[147763] in cryptography@c2.net mail archive
Re: [Cryptography] [RNG] on RNGs, VM state, rollback, etc.
daemon@ATHENA.MIT.EDU (ianG)
Sun Oct 20 12:22:16 2013
X-Original-To: cryptography@metzdowd.com
Date: Sun, 20 Oct 2013 12:28:32 +0300
From: ianG <iang@iang.org>
To: cryptography@metzdowd.com
In-Reply-To: <20131020033658.GK2976@mournblade.imrryr.org>
Errors-To: cryptography-bounces+crypto.discuss=bloom-picayune.mit.edu@metzdowd.com
On 20/10/13 06:36 AM, Viktor Dukhovni wrote:
> On Sat, Oct 19, 2013 at 05:22:55PM -0400, Jeffrey I. Schiller wrote:
>
>> That is a value judgment, one where you let security be more important
>> than anything else. That is a mistake.
>>
>> There are plenty of applications where it is better to have things
>> work then to have them not work in the name of security. Consider an
>> embedded controller running a critical resource (like your heart
>> pacemaker). It is better to have it fail by using poor entropy then to
>> fail completely and leave you dead.
>
> Indeed.
>
> Some years back a few brave users of Postfix attempted to use the
> GnuTLS OpenSSL API compatibility layer to run Postfix over GnuTLS.
>
> It was found that the GnuTLS library would call exit() if it did
> not find an entropy on startup instead of returning an error to
> the application. This approach was deemed safer by GnuTLS. When
> this was discovered, Postfix dropped support for the GnuTLS OpenSSL
> emulation.
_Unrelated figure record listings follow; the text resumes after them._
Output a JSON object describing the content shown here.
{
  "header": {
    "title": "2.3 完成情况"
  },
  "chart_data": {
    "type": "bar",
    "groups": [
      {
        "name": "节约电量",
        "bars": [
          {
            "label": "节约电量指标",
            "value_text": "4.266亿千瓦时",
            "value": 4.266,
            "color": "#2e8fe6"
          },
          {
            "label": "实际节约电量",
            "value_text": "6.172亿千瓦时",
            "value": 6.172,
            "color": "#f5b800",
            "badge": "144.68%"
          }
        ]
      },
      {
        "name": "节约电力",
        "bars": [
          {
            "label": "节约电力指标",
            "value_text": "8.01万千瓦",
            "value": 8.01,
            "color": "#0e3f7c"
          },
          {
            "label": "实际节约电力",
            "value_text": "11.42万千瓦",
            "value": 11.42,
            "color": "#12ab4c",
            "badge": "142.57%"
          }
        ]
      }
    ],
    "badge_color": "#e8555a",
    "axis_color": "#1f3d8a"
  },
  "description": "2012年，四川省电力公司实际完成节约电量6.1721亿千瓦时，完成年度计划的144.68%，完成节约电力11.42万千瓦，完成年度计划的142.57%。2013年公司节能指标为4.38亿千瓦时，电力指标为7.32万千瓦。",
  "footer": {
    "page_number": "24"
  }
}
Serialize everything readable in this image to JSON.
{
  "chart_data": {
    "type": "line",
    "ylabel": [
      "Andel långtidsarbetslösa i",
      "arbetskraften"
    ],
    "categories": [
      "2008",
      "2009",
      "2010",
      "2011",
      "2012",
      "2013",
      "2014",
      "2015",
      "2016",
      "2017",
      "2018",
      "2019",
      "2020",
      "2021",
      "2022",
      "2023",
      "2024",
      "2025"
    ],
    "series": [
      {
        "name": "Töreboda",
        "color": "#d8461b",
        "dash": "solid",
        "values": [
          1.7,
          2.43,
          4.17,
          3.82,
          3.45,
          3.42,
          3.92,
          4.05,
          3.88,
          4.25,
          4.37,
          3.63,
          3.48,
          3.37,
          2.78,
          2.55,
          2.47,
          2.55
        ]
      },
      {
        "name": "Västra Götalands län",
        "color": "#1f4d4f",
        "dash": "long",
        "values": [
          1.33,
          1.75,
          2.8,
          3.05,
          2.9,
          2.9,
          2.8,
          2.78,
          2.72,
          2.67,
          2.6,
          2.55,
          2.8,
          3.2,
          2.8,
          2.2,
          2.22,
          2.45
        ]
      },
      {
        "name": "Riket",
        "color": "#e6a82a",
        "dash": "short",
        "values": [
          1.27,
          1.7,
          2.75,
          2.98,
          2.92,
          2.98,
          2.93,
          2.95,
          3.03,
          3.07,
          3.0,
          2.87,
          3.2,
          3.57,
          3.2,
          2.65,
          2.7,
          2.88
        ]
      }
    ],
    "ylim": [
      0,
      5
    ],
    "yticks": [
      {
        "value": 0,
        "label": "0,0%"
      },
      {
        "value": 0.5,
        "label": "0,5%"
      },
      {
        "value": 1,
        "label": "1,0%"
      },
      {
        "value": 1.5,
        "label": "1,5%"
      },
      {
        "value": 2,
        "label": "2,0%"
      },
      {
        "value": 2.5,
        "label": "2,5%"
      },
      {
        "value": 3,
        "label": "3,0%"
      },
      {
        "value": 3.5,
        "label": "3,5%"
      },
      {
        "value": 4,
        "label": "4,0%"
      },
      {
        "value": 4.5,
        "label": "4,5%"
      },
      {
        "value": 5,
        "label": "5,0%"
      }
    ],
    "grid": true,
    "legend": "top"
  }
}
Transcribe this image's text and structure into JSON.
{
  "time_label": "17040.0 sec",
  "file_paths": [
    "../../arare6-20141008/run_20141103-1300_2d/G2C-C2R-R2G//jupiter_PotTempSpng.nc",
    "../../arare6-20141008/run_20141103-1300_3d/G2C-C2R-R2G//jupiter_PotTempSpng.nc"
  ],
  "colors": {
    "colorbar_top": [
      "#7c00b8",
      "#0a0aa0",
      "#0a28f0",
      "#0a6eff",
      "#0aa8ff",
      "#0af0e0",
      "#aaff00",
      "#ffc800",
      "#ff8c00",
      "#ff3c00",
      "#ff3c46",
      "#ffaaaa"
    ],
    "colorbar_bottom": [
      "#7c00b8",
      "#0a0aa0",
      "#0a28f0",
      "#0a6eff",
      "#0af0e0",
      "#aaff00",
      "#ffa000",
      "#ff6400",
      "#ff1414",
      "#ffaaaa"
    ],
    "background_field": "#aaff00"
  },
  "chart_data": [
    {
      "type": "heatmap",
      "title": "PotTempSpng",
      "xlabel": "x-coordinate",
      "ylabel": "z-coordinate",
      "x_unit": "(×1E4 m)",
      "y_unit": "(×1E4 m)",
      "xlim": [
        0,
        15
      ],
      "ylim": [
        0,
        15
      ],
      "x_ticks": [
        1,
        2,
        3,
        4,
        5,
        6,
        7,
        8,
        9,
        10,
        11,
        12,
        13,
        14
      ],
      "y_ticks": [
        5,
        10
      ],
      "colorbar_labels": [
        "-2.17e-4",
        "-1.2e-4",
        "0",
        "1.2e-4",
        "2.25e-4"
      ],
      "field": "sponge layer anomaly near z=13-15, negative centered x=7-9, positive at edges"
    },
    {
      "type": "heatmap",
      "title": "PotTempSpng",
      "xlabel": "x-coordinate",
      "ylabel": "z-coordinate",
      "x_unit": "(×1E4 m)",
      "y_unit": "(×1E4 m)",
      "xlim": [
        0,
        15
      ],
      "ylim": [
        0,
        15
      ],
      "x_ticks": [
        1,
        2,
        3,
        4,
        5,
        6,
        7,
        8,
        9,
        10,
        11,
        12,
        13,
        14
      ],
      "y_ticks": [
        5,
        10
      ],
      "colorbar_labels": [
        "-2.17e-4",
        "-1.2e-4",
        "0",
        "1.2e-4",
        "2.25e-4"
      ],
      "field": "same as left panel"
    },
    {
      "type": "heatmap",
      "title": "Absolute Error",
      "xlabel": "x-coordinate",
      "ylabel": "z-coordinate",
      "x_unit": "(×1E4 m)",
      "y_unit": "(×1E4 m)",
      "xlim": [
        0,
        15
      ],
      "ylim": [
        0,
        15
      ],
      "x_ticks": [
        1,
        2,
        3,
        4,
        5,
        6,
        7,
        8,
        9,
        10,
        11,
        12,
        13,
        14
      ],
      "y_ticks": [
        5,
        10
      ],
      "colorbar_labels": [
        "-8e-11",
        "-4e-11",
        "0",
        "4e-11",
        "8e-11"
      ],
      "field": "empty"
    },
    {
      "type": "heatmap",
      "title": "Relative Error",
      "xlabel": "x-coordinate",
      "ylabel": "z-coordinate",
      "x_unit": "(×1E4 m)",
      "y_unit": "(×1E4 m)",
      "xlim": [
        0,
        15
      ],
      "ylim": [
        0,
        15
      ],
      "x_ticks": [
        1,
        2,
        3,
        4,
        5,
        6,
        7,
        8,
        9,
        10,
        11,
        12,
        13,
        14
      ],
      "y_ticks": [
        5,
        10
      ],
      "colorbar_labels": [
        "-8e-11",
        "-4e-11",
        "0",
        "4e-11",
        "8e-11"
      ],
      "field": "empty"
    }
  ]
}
From the TLS_README file:
>
> NOTE: Do not use Gnu TLS. It will spontaneously terminate a
> Postfix daemon process with exit status code 2, instead of
> allowing Postfix to 1) report the error to the maillog file,
> and to 2) provide plaintext service where this is appropriate.
>
> I don't know whether this has changed since, but I concur that the
> security/availability tradeoff is not always clear-cut.
Good example. I'm going to get off the fence and say that the RNG
should never block.
The security/availability tradeoff is *always* a business decision. In
the above example, it is a decision of Postfix.
The problem for the tool above, TLS, is that it doesn't know the
business, nor the business decisions. So it tries to make its product
as universal as it can. Which means, in the eyes of the tool-maker, it
should be as secure as it can be.
But not more. The trap is sprung when in order to make the product that
little bit more secure, and defeat the bogeyman threats, an impractical
requirement is loaded onto the business.
Examples abound:
* In the above, Gnu TLS exits. Bad.
* With RNGs, they block. Not good because programmers can't deal
with it, and blocked startup sequences can cause deadlocks, and and
and... (I recall that FreeBSD 'fixed' this by making /dev/random never
block, and equivalent to urandom. Highly controversial at the time.)
* With SSL, to solve the bogeyman MITM, they imposed certs and turned
off opportunistic opportunities -- and consequently split the security
for the web, and made it always vulnerable to an easy downgrade attack.
A billion or so of damages for that 'perfect' decision.
A product should be as secure as it can be *at no cost to the user*, but
no more. Beyond that, the user has to make the decisions, and if the
user really cares, the user can read the doco and understand the
limitations.
If they don't do their research, and they need to, then they are
negligent. It is not up to the tool to predict how negligent or needy
the caller is. There is no such thing as perfect.